Je voulais tenter ce genre d’expérience à ce moment de ma carrière, mais sans forcément en faire une habitude. Un film à 15 millions d’euros, personne ne croyait que j’y arriverais. Et j’ai dû découvrir de nouvelles manières de produire, me confronter à des avocats, à des banques américaines... Toute une organisation qui m’était étrangère. On bossait comme des fous sur la moindre ligne de scénario et on a fini par obtenir le green light seulement trois jours avant le début du tour- nage. Le casting a été l’un des plus gros défis. A un moment on avait Colin Farrell et Marion Cotillard pour les rôles titres. Le premier était signé, mais il a préféré aller faire le remake de Total Recall, ce qui vous situe le bon sens du personnage. La seconde n’était jamais sûre, et il fallait travailler avec son agent, un ancien ami qui est devenu un monstre. Du jour au lendemain on s’est retrouvé sans acteurs, et Cronenberg et moi avons eu l’idée de rajeunir le casting. On a pensé à Robert Pattinson, à qui on a envoyé le scénario. Quinze jours après, il rappelait Cronenberg pour refuser le rôle, il disait qu’il ne serait pas à la hauteur, qu’il avait peur. S’il arrivait à percevoir la difficulté du rôle, alors on s’est dit que ce gamin serait le meilleur choix et on a insisté. Il a aussi fallu que je négocie avec son agent, l’un des plus puissants d’Hollywood, pour obtenir des prix raisonnables. Le film a fini par se faire mais il n’a pas été un vrai succès financier, je n’ai pas gagné un centime dessus, tout l’argent a servi à couvrir les frais. Ce n’est pas encore là que je suis devenu un nabab! Mais j’ai fait Cosmopolis pour d’autres raisons que l’argent : j’étais tombé amoureux de toute l’œuvre de Don DeLillo, avec qui je suis de- venu ami. Il m’a cédé les droits de son livre alors que je n’avais même pas de réalisateur...

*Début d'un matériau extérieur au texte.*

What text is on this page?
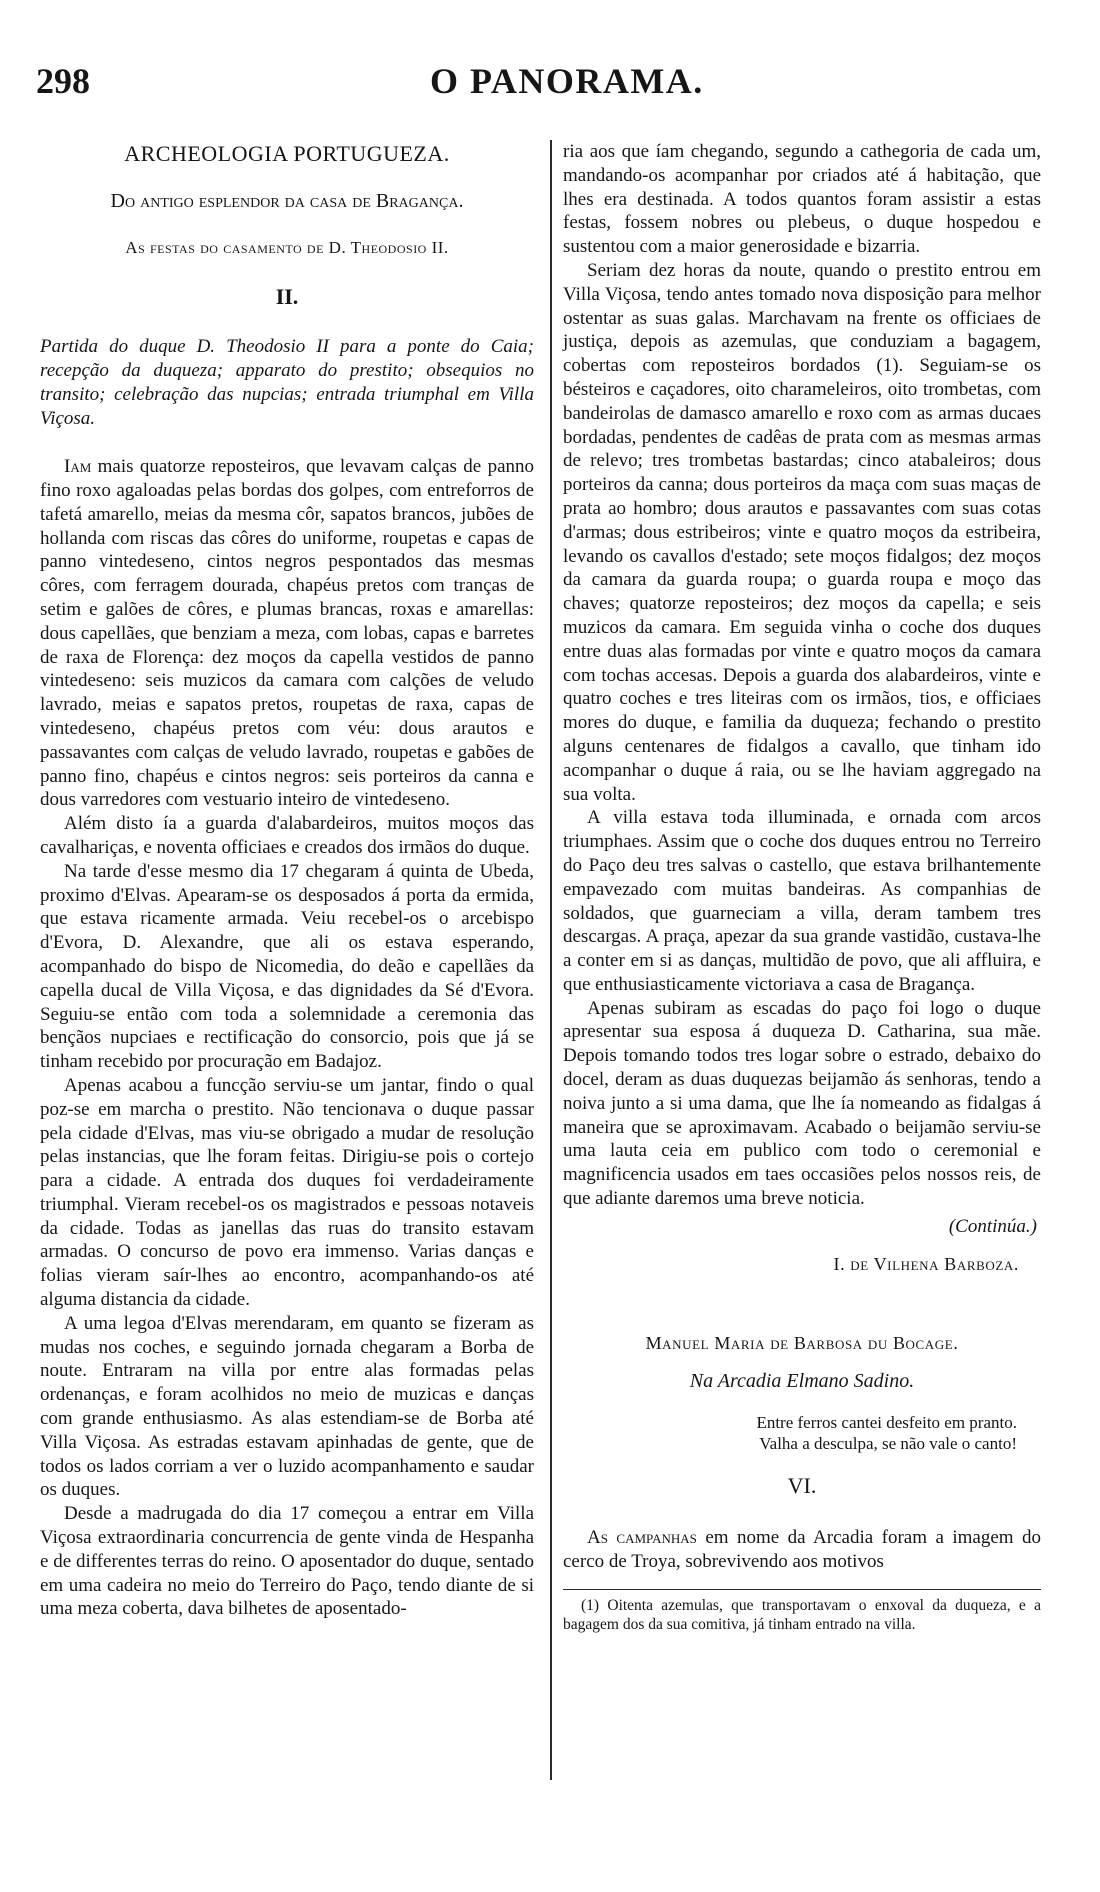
298	O PANORAMA.
ARCHEOLOGIA PORTUGUEZA.
Do antigo esplendor da casa de Bragança.
As festas do casamento de D. Theodosio II.
II.
Partida do duque D. Theodosio II para a ponte do Caia; recepção da duqueza; apparato do prestito; obsequios no transito; celebração das nupcias; entrada triumphal em Villa Viçosa.

Iam mais quatorze reposteiros, que levavam calças de panno fino roxo agaloadas pelas bordas dos golpes, com entreforros de tafetá amarello, meias da mesma côr, sapatos brancos, jubões de hollanda com riscas das côres do uniforme, roupetas e capas de panno vintedeseno, cintos negros pespontados das mesmas côres, com ferragem dourada, chapéus pretos com tranças de setim e galões de côres, e plumas brancas, roxas e amarellas: dous capellães, que benziam a meza, com lobas, capas e barretes de raxa de Florença: dez moços da capella vestidos de panno vintedeseno: seis muzicos da camara com calções de veludo lavrado, meias e sapatos pretos, roupetas de raxa, capas de vintedeseno, chapéus pretos com véu: dous arautos e passavantes com calças de veludo lavrado, roupetas e gabões de panno fino, chapéus e cintos negros: seis porteiros da canna e dous varredores com vestuario inteiro de vintedeseno.

Além disto ía a guarda d'alabardeiros, muitos moços das cavalhariças, e noventa officiaes e creados dos irmãos do duque.

Na tarde d'esse mesmo dia 17 chegaram á quinta de Ubeda, proximo d'Elvas. Apearam-se os desposados á porta da ermida, que estava ricamente armada. Veiu recebel-os o arcebispo d'Evora, D. Alexandre, que ali os estava esperando, acompanhado do bispo de Nicomedia, do deão e capellães da capella ducal de Villa Viçosa, e das dignidades da Sé d'Evora. Seguiu-se então com toda a solemnidade a ceremonia das bençãos nupciaes e rectificação do consorcio, pois que já se tinham recebido por procuração em Badajoz.

Apenas acabou a funcção serviu-se um jantar, findo o qual poz-se em marcha o prestito. Não tencionava o duque passar pela cidade d'Elvas, mas viu-se obrigado a mudar de resolução pelas instancias, que lhe foram feitas. Dirigiu-se pois o cortejo para a cidade. A entrada dos duques foi verdadeiramente triumphal. Vieram recebel-os os magistrados e pessoas notaveis da cidade. Todas as janellas das ruas do transito estavam armadas. O concurso de povo era immenso. Varias danças e folias vieram saír-lhes ao encontro, acompanhando-os até alguma distancia da cidade.

A uma legoa d'Elvas merendaram, em quanto se fizeram as mudas nos coches, e seguindo jornada chegaram a Borba de noute. Entraram na villa por entre alas formadas pelas ordenanças, e foram acolhidos no meio de muzicas e danças com grande enthusiasmo. As alas estendiam-se de Borba até Villa Viçosa. As estradas estavam apinhadas de gente, que de todos os lados corriam a ver o luzido acompanhamento e saudar os duques.

Desde a madrugada do dia 17 começou a entrar em Villa Viçosa extraordinaria concurrencia de gente vinda de Hespanha e de differentes terras do reino. O aposentador do duque, sentado em uma cadeira no meio do Terreiro do Paço, tendo diante de si uma meza coberta, dava bilhetes de aposentado-

ria aos que íam chegando, segundo a cathegoria de cada um, mandando-os acompanhar por criados até á habitação, que lhes era destinada. A todos quantos foram assistir a estas festas, fossem nobres ou plebeus, o duque hospedou e sustentou com a maior generosidade e bizarria.

Seriam dez horas da noute, quando o prestito entrou em Villa Viçosa, tendo antes tomado nova disposição para melhor ostentar as suas galas. Marchavam na frente os officiaes de justiça, depois as azemulas, que conduziam a bagagem, cobertas com reposteiros bordados (1). Seguiam-se os bésteiros e caçadores, oito charameleiros, oito trombetas, com bandeirolas de damasco amarello e roxo com as armas ducaes bordadas, pendentes de cadêas de prata com as mesmas armas de relevo; tres trombetas bastardas; cinco atabaleiros; dous porteiros da canna; dous porteiros da maça com suas maças de prata ao hombro; dous arautos e passavantes com suas cotas d'armas; dous estribeiros; vinte e quatro moços da estribeira, levando os cavallos d'estado; sete moços fidalgos; dez moços da camara da guarda roupa; o guarda roupa e moço das chaves; quatorze reposteiros; dez moços da capella; e seis muzicos da camara. Em seguida vinha o coche dos duques entre duas alas formadas por vinte e quatro moços da camara com tochas accesas. Depois a guarda dos alabardeiros, vinte e quatro coches e tres liteiras com os irmãos, tios, e officiaes mores do duque, e familia da duqueza; fechando o prestito alguns centenares de fidalgos a cavallo, que tinham ido acompanhar o duque á raia, ou se lhe haviam aggregado na sua volta.

A villa estava toda illuminada, e ornada com arcos triumphaes. Assim que o coche dos duques entrou no Terreiro do Paço deu tres salvas o castello, que estava brilhantemente empavezado com muitas bandeiras. As companhias de soldados, que guarneciam a villa, deram tambem tres descargas. A praça, apezar da sua grande vastidão, custava-lhe a conter em si as danças, multidão de povo, que ali affluira, e que enthusiasticamente victoriava a casa de Bragança.

Apenas subiram as escadas do paço foi logo o duque apresentar sua esposa á duqueza D. Catharina, sua mãe. Depois tomando todos tres logar sobre o estrado, debaixo do docel, deram as duas duquezas beijamão ás senhoras, tendo a noiva junto a si uma dama, que lhe ía nomeando as fidalgas á maneira que se aproximavam. Acabado o beijamão serviu-se uma lauta ceia em publico com todo o ceremonial e magnificencia usados em taes occasiões pelos nossos reis, de que adiante daremos uma breve noticia.

(Continúa.)
I. de Vilhena Barboza.
Manuel Maria de Barbosa du Bocage.
Na Arcadia Elmano Sadino.
Entre ferros cantei desfeito em pranto.
Valha a desculpa, se não vale o canto!
VI.

As campanhas em nome da Arcadia foram a imagem do cerco de Troya, sobrevivendo aos motivos

(1) Oitenta azemulas, que transportavam o enxoval da duqueza, e a bagagem dos da sua comitiva, já tinham entrado na villa.
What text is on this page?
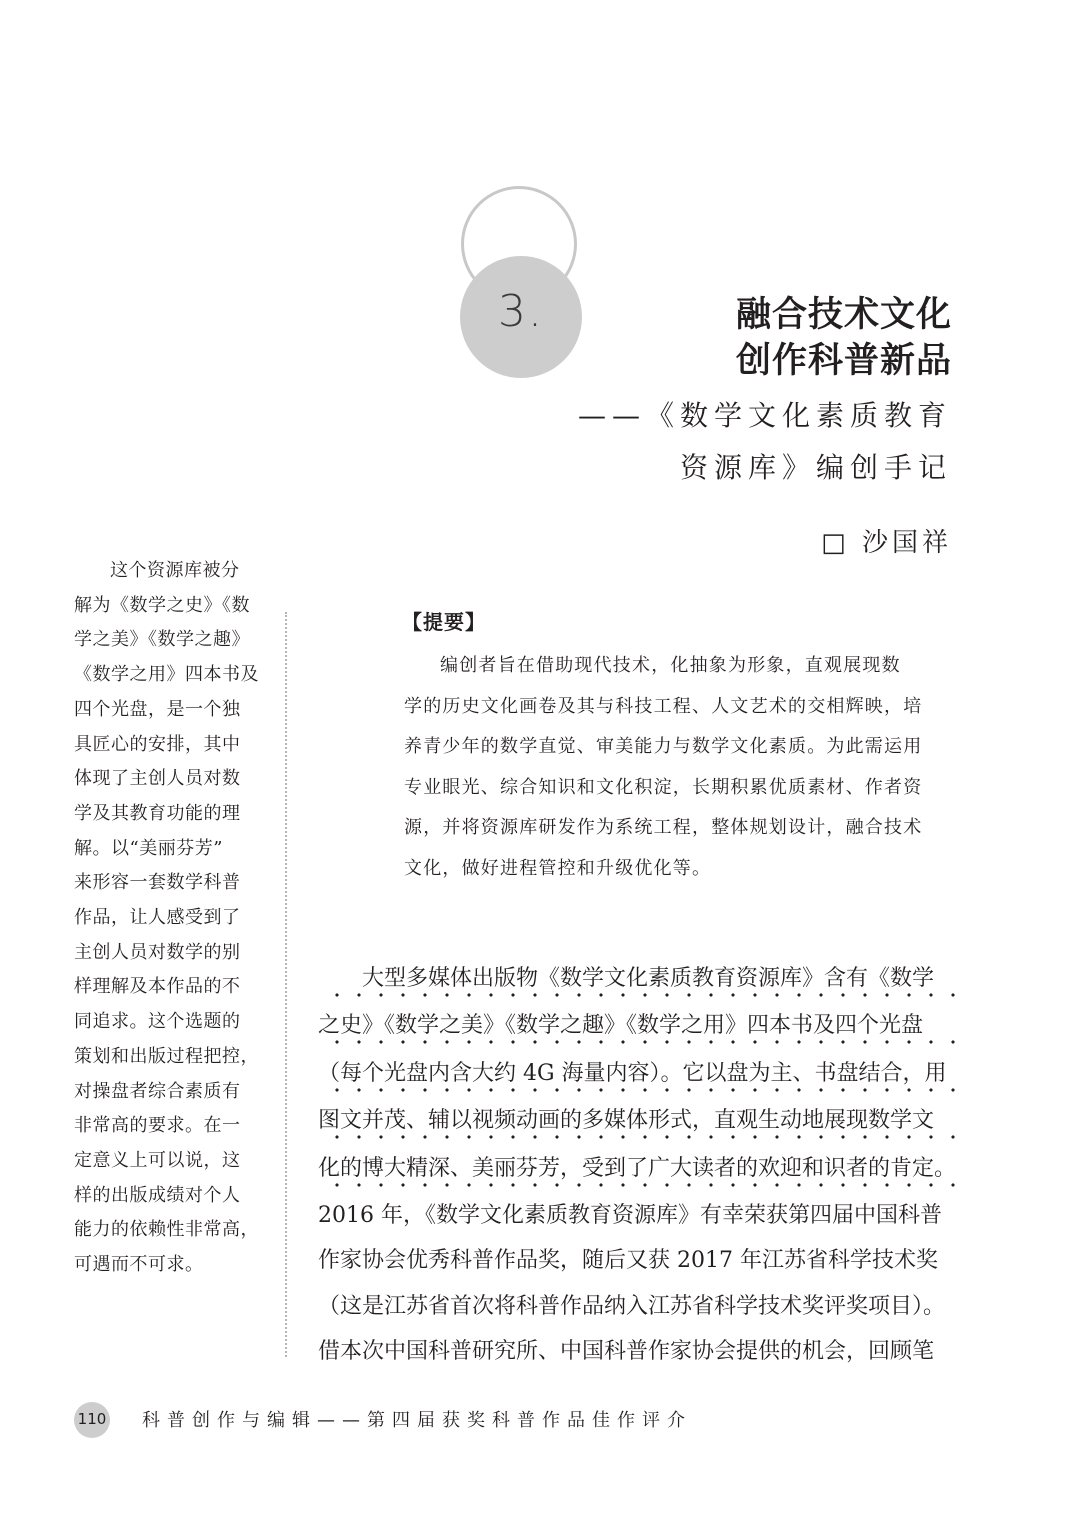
3.	融合技术文化
创作科普新品
——《数学文化素质教育
资源库》编创手记
□ 沙国祥
这个资源库被分
解为《数学之史》《数
学之美》《数学之趣》
《数学之用》四本书及
四个光盘，是一个独
具匠心的安排，其中
体现了主创人员对数
学及其教育功能的理
解。以“美丽芬芳”
来形容一套数学科普
作品，让人感受到了
主创人员对数学的别
样理解及本作品的不
同追求。这个选题的
策划和出版过程把控，
对操盘者综合素质有
非常高的要求。在一
定意义上可以说，这
样的出版成绩对个人
能力的依赖性非常高，
可遇而不可求。
【提要】
编创者旨在借助现代技术，化抽象为形象，直观展现数
学的历史文化画卷及其与科技工程、人文艺术的交相辉映，培
养青少年的数学直觉、审美能力与数学文化素质。为此需运用
专业眼光、综合知识和文化积淀，长期积累优质素材、作者资
源，并将资源库研发作为系统工程，整体规划设计，融合技术
文化，做好进程管控和升级优化等。
大型多媒体出版物《数学文化素质教育资源库》含有《数学
之史》《数学之美》《数学之趣》《数学之用》四本书及四个光盘
（每个光盘内含大约 4G 海量内容）。它以盘为主、书盘结合，用
图文并茂、辅以视频动画的多媒体形式，直观生动地展现数学文
化的博大精深、美丽芬芳，受到了广大读者的欢迎和识者的肯定。
2016 年，《数学文化素质教育资源库》有幸荣获第四届中国科普
作家协会优秀科普作品奖，随后又获 2017 年江苏省科学技术奖
（这是江苏省首次将科普作品纳入江苏省科学技术奖评奖项目）。
借本次中国科普研究所、中国科普作家协会提供的机会，回顾笔
110 科普创作与编辑——第四届获奖科普作品佳作评介
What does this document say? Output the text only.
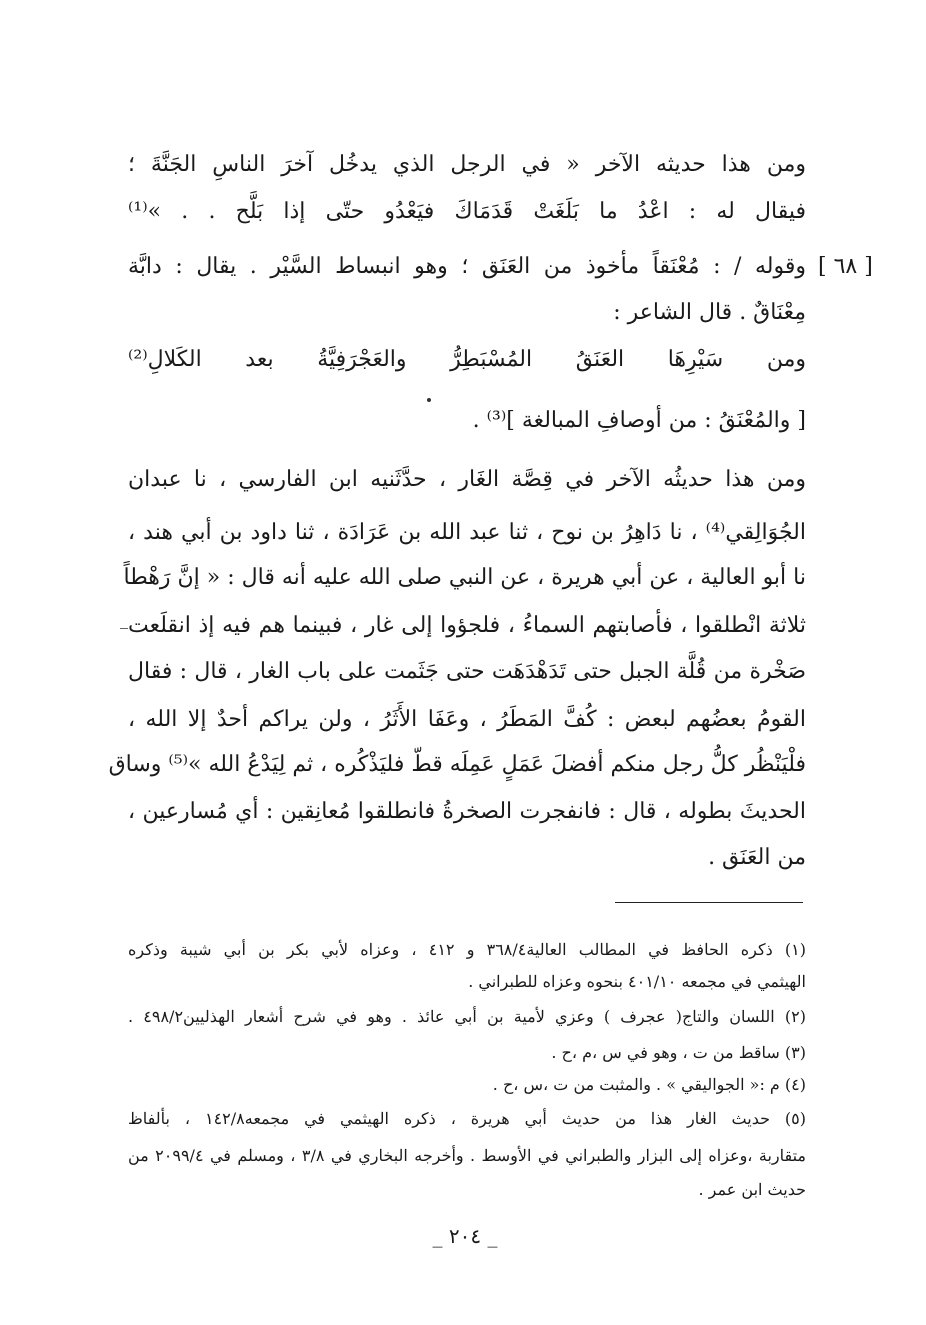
[ ٦٨ ]
ومن هذا حديثه الآخر « في الرجل الذي يدخُل آخرَ الناسِ الجَنَّةَ ؛
فيقال له : اعْدُ ما بَلَغَتْ قَدَمَاكَ فيَعْدُو حتّى إذا بَلَّح . . »⁽¹⁾
وقوله / : مُعْنَقاً مأخوذ من العَنَق ؛ وهو انبساط السَّيْر . يقال : دابَّة
مِعْنَاقٌ . قال الشاعر :
ومن سَيْرِهَا العَنَقُ المُسْبَطِرُّ والعَجْرَفِيَّةُ بعد الكَلالِ⁽²⁾
[ والمُعْنَقُ : من أوصافِ المبالغة ]⁽³⁾ .
ومن هذا حديثُه الآخر في قِصَّة الغَار ، حدَّثَنيه ابن الفارسي ، نا عبدان
الجُوَالِقي⁽⁴⁾ ، نا دَاهِرُ بن نوح ، ثنا عبد الله بن عَرَادَة ، ثنا داود بن أبي هند ،
نا أبو العالية ، عن أبي هريرة ، عن النبي صلى الله عليه أنه قال : « إنَّ رَهْطاً
ثلاثة انْطلقوا ، فأصابتهم السماءُ ، فلجؤوا إلى غار ، فبينما هم فيه إذ انقلَعت
صَخْرة من قُلَّة الجبل حتى تَدَهْدَهَت حتى جَثَمت على باب الغار ، قال : فقال
القومُ بعضُهم لبعض : كُفَّ المَطَرُ ، وعَفَا الأَثَرُ ، ولن يراكم أحدٌ إلا الله ،
فلْيَنْظُر كلُّ رجل منكم أفضلَ عَمَلٍ عَمِلَه قطّ فليَذْكُره ، ثم لِيَدْعُ الله »⁽⁵⁾ وساق
الحديثَ بطوله ، قال : فانفجرت الصخرةُ فانطلقوا مُعانِقين : أي مُسارعين ،
من العَنَق .
(١) ذكره الحافظ في المطالب العالية٣٦٨/٤ و ٤١٢ ، وعزاه لأبي بكر بن أبي شيبة وذكره
الهيثمي في مجمعه ٤٠١/١٠ بنحوه وعزاه للطبراني .
(٢) اللسان والتاج( عجرف ) وعزي لأمية بن أبي عائذ . وهو في شرح أشعار الهذليين٤٩٨/٢ .
(٣) ساقط من ت ، وهو في س ،م ،ح .
(٤) م :« الجواليقي » . والمثبت من ت ،س ،ح .
(٥) حديث الغار هذا من حديث أبي هريرة ، ذكره الهيثمي في مجمعه١٤٢/٨ ، بألفاظ
متقاربة ،وعزاه إلى البزار والطبراني في الأوسط . وأخرجه البخاري في ٣/٨ ، ومسلم في ٢٠٩٩/٤ من
حديث ابن عمر .
_ ٢٠٤ _
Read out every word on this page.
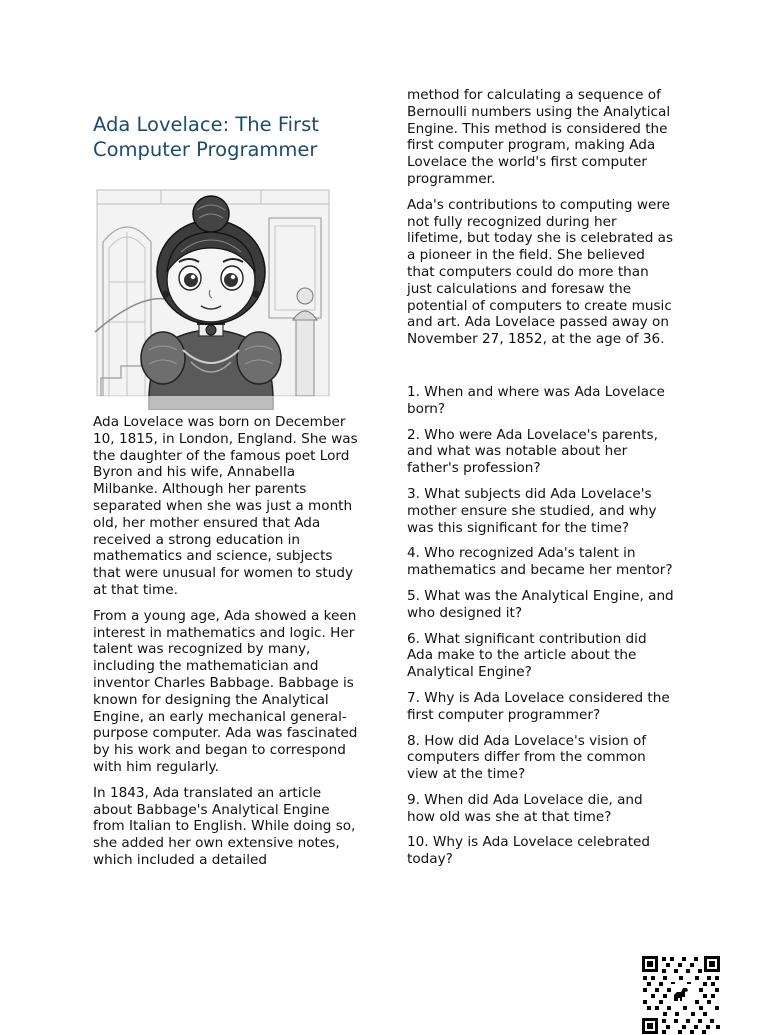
Ada Lovelace: The First Computer Programmer

Ada Lovelace was born on December 10, 1815, in London, England. She was the daughter of the famous poet Lord Byron and his wife, Annabella Milbanke. Although her parents separated when she was just a month old, her mother ensured that Ada received a strong education in mathematics and science, subjects that were unusual for women to study at that time.

From a young age, Ada showed a keen interest in mathematics and logic. Her talent was recognized by many, including the mathematician and inventor Charles Babbage. Babbage is known for designing the Analytical Engine, an early mechanical general-purpose computer. Ada was fascinated by his work and began to correspond with him regularly.

In 1843, Ada translated an article about Babbage's Analytical Engine from Italian to English. While doing so, she added her own extensive notes, which included a detailed

method for calculating a sequence of Bernoulli numbers using the Analytical Engine. This method is considered the first computer program, making Ada Lovelace the world's first computer programmer.

Ada's contributions to computing were not fully recognized during her lifetime, but today she is celebrated as a pioneer in the field. She believed that computers could do more than just calculations and foresaw the potential of computers to create music and art. Ada Lovelace passed away on November 27, 1852, at the age of 36.

1. When and where was Ada Lovelace born?

2. Who were Ada Lovelace's parents, and what was notable about her father's profession?

3. What subjects did Ada Lovelace's mother ensure she studied, and why was this significant for the time?

4. Who recognized Ada's talent in mathematics and became her mentor?

5. What was the Analytical Engine, and who designed it?

6. What significant contribution did Ada make to the article about the Analytical Engine?

7. Why is Ada Lovelace considered the first computer programmer?

8. How did Ada Lovelace's vision of computers differ from the common view at the time?

9. When did Ada Lovelace die, and how old was she at that time?

10. Why is Ada Lovelace celebrated today?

C’est dans votre festival, à Estoril, que vous avez d’ailleurs fait rencontrer DeLillo et Cronenberg...

C’était mon seul objectif avec ce festival. Je l’ai créé pour que les gens puissent s’y rencontrer. Paul Auster, Don DeLillo, Cindy Sherman, Leos Carax... Ils sont tous passés par là, juste pour le plaisir de se parler, que quelque chose se passe. C’est de découvrir ces gens et faire partager leurs œuvres qui m’intéresse. Je n’ai fait ce métier que pour ça : côtoyer des artistes, même le temps d’un dîner.